Pourtant, d’autres écrivains penseurs se retirent et ont besoin d’échapper au réel, parce qu’il est trop dur peut-être…
Oui, bien sûr ! Je pense à mon ami Jean Teulé qui se réfugiait dans les faits divers historiques, très anciens pour certains, pour les raconter avec toute sa verve et tout son talent. Mais lui, il n’avait pas envie de se mêler de ce qui se passait au jour le jour pendant qu’il écrivait. D’ailleurs, il était extrêmement rigoureux dans sa discipline d’écriture : c’était tous les jours, quel que soit le jour, tant qu’il n’avait pas fini… C’est une autre démarche.

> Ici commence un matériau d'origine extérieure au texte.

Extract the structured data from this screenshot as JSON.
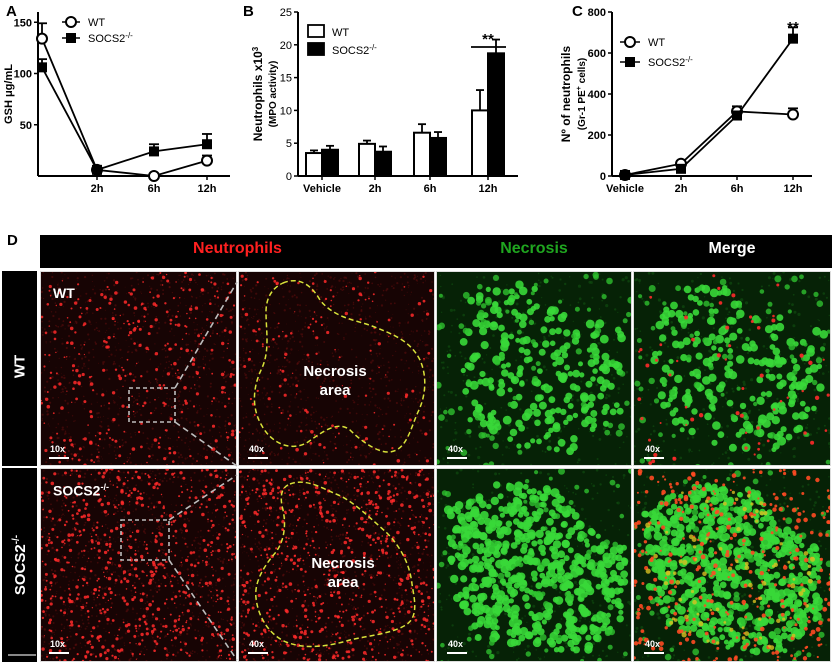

Pour ma part, j’ai un intérêt pour l’actualité dans laquelle j’ai été bercé quand même pendant plusieurs décennies, et il ne peut pas disparaître. Au fond, avec l’écriture, je me suis ouvert une autre porte, mais je ne peux pas devenir sourd à ce qui se passe dans le reste du monde. C’est comme s’il y avait le réel et puis la transgression, aussi…

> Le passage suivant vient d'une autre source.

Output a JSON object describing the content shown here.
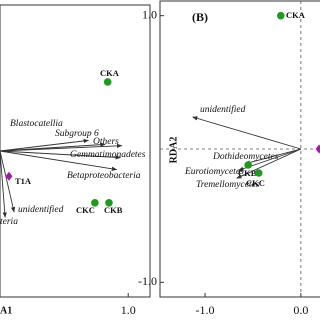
{
  "chart_data": [
    {
      "type": "scatter",
      "x_label": "A1",
      "xlim": [
        0,
        1.17
      ],
      "ylim": [
        -1.1,
        1.1
      ],
      "xticks": [
        {
          "value": 1,
          "label": "1.0"
        }
      ],
      "points": [
        {
          "label": "CKA",
          "x": 0.84,
          "y": 0.52,
          "color": "#1f9a1f",
          "marker": "circle"
        },
        {
          "label": "CKC",
          "x": 0.74,
          "y": -0.39,
          "color": "#1f9a1f",
          "marker": "circle"
        },
        {
          "label": "CKB",
          "x": 0.85,
          "y": -0.39,
          "color": "#1f9a1f",
          "marker": "circle"
        },
        {
          "label": "T1A",
          "x": 0.07,
          "y": -0.19,
          "color": "#9b1f9b",
          "marker": "diamond"
        }
      ],
      "arrows": [
        {
          "label": "Blastocatellia",
          "x": 0.69,
          "y": 0.08
        },
        {
          "label": "Subgroup 6",
          "x": 0.82,
          "y": 0.05
        },
        {
          "label": "Others",
          "x": 0.95,
          "y": 0.04
        },
        {
          "label": "Gemmatimonadetes",
          "x": 0.94,
          "y": -0.05
        },
        {
          "label": "Betaproteobacteria",
          "x": 0.91,
          "y": -0.14
        },
        {
          "label": "unidentified",
          "x": 0.11,
          "y": -0.46
        },
        {
          "label": "teria",
          "x": 0.04,
          "y": -0.5
        }
      ]
    },
    {
      "type": "scatter",
      "panel_label": "(B)",
      "y_label": "RDA2",
      "xlim": [
        -1.47,
        0.21
      ],
      "ylim": [
        -1.11,
        1.11
      ],
      "xticks": [
        {
          "value": -1,
          "label": "-1.0"
        },
        {
          "value": 0,
          "label": "0.0"
        }
      ],
      "yticks": [
        {
          "value": 1,
          "label": "1.0"
        },
        {
          "value": -1,
          "label": "-1.0"
        }
      ],
      "points": [
        {
          "label": "CKA",
          "x": -0.21,
          "y": 1.0,
          "color": "#1f9a1f",
          "marker": "circle"
        },
        {
          "label": "CKB",
          "x": -0.55,
          "y": -0.12,
          "color": "#1f9a1f",
          "marker": "circle"
        },
        {
          "label": "CKC",
          "x": -0.44,
          "y": -0.18,
          "color": "#1f9a1f",
          "marker": "circle"
        },
        {
          "x": 0.19,
          "y": 0.0,
          "color": "#9b1f9b",
          "marker": "diamond"
        }
      ],
      "arrows": [
        {
          "label": "unidentified",
          "x": -1.13,
          "y": 0.24
        },
        {
          "label": "Dothideomycetes",
          "x": -0.58,
          "y": -0.11
        },
        {
          "label": "Eurotiomycetes",
          "x": -0.65,
          "y": -0.16
        },
        {
          "label": "Tremellomycetes",
          "x": -0.67,
          "y": -0.22
        }
      ]
    }
  ]
}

Après les nouvelles, le théâtre et la poésie, bientôt le roman, à nouveau ?
J’ai de quoi, comme on dit. Mais je ne franchis pas le pas pour l’instant. Je sais que le prochain texte que je proposerai sera plutôt poétique et long. Et puis, je pense que je reprendrai ensuite le manuscrit que j’ai mis de côté et que je vais retravailler. J’ai encore du mal à quitter cet univers de la poésie, qui est une niche, comme on dit maintenant en termes un peu triviaux. Elle sait créer un lien différent avec les lectrices ou les lecteurs qui veulent bien en acheter et la lire, elle parle un peu de soi, d’intimité…
Dernière question : tu lis beaucoup, que penses-tu de la littérature aujourd’hui ?
Je lis beaucoup, je grappille beaucoup, notamment les auteurs étrangers, pour aller voir ce qui se passe, ce qui s’écrit. Parmi les écrivains français, il y a ceux qui écrivent pour un public très populaire, et c’est respectable mais pas vraiment ma tasse de thé, et je comprends très bien qu’on puisse publier des histoires qui détendent. Et puis il y a beaucoup de livres français qui sont avant tout des récits personnels. On dit que le bonheur ne se raconte pas, qu’il faut qu’il y ait un peu de malheur… Je suis pas très friand de ces récits, de ces témoignages. Ils peuvent intéresser le journaliste que je suis, mais c’est davantage une mode. Je recherche plutôt les auteurs qui inventent des histoires, qui créent des situations, comme les grands écrivains du 19e siècle qui racontent une histoire et emmènent dans un autre monde que celui dans lequel on vit. Je pense aux livres de Jean Teulé qui non seulement sont des petits chefs-d’œuvre d’écriture mais aussi racontent des événements qui sont très loin. Le livre est par essence une ouverture sur autre chose. Je n’ai pas envie de m’enfermer pour devenir le psy qui écoute la lecture d’un livre sur un drame personnel. J’ai besoin qu’on me raconte une histoire et qu’on m’enseigne des choses, parce que se cultiver, c’est d’abord et avant tout lire. Un livre crée la rencontre et ouvre sur de nouveaux horizons.